#LINGUAGEM E ESTÉTICA NOS ROMANCES DE VIRGÍLIO FERREIRA# - Manoel Ferreira Neto: ENSAIO
III PARTE
Verdade mesmo, o que existe na Literatura de Lúcio
Cardoso é uma forma de oposição no sentir a vida, em terras onde a existência
decorre em casas de janelas escancaradas, com o sol entrando, longos encontros
de rua que são como visitas, conversação em voz alta, de janela a janela, de um
lado para outro da rua. Daí a estranheza de seus romances, em que os
personagens ficam na fronteira da loucura e da normalidade, que os personagens
ficam na fronteira da loucura e da normalidade, entre a rotina e o mistério;
reclusas, não apenas nas alcovas de janelas fechadas, mas na semi-obscuridade
dos porões da mente, onde se desatam, sem o constrangimento da convivência, os
fantasmas da solidão.
Baseado, principalmente, no monólogo interior, este
procedimento de técnica assemelha-se ao monólogo comum, diferindo, entretanto,
pela sua finalidade, que é permitir ao leitor penetrar diretamente na
consciência do personagem, sem intervenção do romancista, que se abstém de
comentar ou explanar.
Monólogo sem ouvinte, pensado e não falado. Daí a
denominação de novela muda ou silenciosa, que anteriormente citamos. Lúcio
Cardoso é, sem dúvida, o precursor de seu estilo, em Curvelo.
A análise existencial não é definitivamente, senão
um estudo do universo do discurso. Sim, mas a análise também efetua a síntese
com a linguagem procedendo-lhe a intuição e a imagem, que, como veremos
possibilita a germinação de suas origens. Com efeito, “Dasein” determina o modo
como o próprio homem se interpreta enquanto ser que fala e, sem dúvida, que se
expressa e se comunica. Esta interpretação não é, de modo algum arbitrária e
gratuita uma vez que ela descobre a estrutura da ek-sistência e o próprio ser
das coisas, este ser que se des-cobre, põe-se nu diante de si mesmo, “Começar a
pensar é começar a ser consumido” unido a “Abrir um corpo e a pessoa que lá
mora”. A antropologia lê ( no sentido grego do termo, colher/recolher) o
discurso , literatura e filosofia busca a síntese sujeito-objeto, a linguagem.
Isto é, se tomarmos este genitivo no seu duplo sentido, o discurso e a
linguagem do homem sobre o homem. O que digo, expresso, comunico do que estou
sendo sido, o que vivo do que estou sendo sido.

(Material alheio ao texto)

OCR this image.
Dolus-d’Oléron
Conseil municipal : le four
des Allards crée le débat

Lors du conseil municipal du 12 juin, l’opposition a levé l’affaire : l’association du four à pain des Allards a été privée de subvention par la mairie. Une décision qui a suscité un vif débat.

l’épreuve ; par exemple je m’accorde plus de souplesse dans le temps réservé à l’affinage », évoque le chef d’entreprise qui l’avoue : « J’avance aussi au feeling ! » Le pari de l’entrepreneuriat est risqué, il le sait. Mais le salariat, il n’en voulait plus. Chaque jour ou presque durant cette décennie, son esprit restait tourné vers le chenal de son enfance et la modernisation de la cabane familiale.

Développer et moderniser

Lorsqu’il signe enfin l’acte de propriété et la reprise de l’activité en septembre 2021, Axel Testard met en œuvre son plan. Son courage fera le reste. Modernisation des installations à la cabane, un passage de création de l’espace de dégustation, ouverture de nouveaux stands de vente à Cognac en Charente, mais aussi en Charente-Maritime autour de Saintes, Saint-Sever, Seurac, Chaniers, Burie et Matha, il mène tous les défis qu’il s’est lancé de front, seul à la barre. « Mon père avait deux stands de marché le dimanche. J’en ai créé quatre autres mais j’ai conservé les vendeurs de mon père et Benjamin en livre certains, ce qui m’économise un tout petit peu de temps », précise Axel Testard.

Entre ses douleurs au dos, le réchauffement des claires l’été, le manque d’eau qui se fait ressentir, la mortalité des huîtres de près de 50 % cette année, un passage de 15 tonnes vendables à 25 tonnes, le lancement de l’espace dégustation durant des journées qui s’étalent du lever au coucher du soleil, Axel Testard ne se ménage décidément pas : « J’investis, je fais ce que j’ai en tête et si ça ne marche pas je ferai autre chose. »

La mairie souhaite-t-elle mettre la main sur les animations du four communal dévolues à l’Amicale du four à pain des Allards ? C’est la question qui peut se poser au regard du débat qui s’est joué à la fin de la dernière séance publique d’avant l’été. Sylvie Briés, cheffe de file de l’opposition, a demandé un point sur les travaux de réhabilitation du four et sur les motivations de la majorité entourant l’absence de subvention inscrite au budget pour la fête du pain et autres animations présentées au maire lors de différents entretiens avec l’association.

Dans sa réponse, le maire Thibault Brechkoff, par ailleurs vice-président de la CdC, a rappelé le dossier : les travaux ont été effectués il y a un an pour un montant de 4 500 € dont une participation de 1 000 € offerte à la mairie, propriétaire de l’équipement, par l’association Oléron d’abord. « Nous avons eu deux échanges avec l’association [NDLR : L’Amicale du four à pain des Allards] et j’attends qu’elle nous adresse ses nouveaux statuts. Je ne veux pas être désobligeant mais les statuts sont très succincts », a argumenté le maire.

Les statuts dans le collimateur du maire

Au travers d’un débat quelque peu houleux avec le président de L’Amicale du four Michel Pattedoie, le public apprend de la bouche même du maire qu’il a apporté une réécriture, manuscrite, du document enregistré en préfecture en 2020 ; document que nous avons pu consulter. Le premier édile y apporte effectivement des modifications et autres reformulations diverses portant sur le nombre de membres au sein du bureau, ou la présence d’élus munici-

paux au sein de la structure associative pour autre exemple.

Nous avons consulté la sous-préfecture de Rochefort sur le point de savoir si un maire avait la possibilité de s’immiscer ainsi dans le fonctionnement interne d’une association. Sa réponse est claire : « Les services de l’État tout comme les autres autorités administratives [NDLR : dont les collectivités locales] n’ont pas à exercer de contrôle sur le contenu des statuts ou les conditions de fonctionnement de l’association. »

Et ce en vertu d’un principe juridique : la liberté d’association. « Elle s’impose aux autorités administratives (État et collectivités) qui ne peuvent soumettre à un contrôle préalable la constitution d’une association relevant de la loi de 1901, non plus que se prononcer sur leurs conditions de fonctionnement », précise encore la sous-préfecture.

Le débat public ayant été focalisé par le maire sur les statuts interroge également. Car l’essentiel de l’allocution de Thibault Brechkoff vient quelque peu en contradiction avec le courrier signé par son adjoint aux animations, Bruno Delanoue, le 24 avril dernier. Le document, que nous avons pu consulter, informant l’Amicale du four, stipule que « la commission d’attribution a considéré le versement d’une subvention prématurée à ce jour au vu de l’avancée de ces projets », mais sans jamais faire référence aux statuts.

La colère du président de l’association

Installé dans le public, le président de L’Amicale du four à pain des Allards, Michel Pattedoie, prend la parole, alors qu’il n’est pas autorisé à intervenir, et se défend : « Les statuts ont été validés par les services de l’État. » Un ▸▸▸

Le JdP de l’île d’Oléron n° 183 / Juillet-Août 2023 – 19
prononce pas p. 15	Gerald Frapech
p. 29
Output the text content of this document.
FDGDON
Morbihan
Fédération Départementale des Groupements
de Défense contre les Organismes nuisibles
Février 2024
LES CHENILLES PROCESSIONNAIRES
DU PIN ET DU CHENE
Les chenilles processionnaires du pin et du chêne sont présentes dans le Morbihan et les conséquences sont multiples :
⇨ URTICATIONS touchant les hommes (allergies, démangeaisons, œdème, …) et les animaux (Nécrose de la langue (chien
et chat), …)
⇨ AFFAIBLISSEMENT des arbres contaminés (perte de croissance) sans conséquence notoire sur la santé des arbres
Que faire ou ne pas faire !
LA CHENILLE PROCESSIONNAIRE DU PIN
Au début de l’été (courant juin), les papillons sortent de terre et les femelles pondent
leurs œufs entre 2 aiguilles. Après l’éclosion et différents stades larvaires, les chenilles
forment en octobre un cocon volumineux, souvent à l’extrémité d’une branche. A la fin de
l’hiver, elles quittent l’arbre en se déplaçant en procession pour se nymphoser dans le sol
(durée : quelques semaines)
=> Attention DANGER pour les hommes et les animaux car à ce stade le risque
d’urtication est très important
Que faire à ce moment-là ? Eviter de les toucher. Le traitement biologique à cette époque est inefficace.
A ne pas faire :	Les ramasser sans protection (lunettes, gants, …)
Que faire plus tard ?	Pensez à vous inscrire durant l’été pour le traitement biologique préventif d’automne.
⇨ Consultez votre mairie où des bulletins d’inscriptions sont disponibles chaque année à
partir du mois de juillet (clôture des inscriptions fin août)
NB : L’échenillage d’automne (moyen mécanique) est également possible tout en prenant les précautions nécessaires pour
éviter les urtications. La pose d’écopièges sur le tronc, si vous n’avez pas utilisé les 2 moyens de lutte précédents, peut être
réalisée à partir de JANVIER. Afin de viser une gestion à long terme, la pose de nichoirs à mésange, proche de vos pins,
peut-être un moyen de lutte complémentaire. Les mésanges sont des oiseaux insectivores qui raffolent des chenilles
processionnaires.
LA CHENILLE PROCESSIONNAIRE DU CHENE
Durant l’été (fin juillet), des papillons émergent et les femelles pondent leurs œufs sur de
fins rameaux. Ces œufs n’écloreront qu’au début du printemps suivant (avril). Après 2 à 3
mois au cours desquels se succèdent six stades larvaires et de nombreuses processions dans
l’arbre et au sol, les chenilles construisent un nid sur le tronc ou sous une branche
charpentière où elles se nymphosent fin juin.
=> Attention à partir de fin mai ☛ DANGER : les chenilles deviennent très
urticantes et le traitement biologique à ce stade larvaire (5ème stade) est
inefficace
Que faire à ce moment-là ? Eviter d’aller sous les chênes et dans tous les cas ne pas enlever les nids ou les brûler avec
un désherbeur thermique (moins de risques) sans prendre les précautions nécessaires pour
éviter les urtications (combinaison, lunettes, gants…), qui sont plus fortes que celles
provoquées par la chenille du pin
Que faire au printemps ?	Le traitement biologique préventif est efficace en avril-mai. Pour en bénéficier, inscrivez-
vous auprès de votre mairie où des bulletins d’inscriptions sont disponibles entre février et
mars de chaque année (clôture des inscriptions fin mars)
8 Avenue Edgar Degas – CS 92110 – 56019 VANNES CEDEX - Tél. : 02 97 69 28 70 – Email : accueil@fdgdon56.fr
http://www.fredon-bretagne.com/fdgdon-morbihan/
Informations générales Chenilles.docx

Erich Heller, em Kafka, capítulo dedicado ao
“Processo”, em seu início diz:
“No Prefácio à Teoria da Cor, Goethe diz de
qualquer das experiências da mente: “O simples fato de olhar uma coisa resulta,
gradualmente, em contemplação termina em pensamento – incluímos nos que a
contemplação a nossa necessidade de conhecimento – e aquele ( o pensamento) no
estabelecimento de conexões, assim, pode-se afirmar que cada olhar atento
lançado ao mundo é um ato de teorização”; assim pode-se, pelo mesmo motivo,
dizer: cada olhar atento a um ato de interpretação. Goethe, porém, acreditava
que isto devia ser feito com a consciência de que se trata de uma
interpretação, ( da busca de satisfazer da nossa necessidade de conhecimento)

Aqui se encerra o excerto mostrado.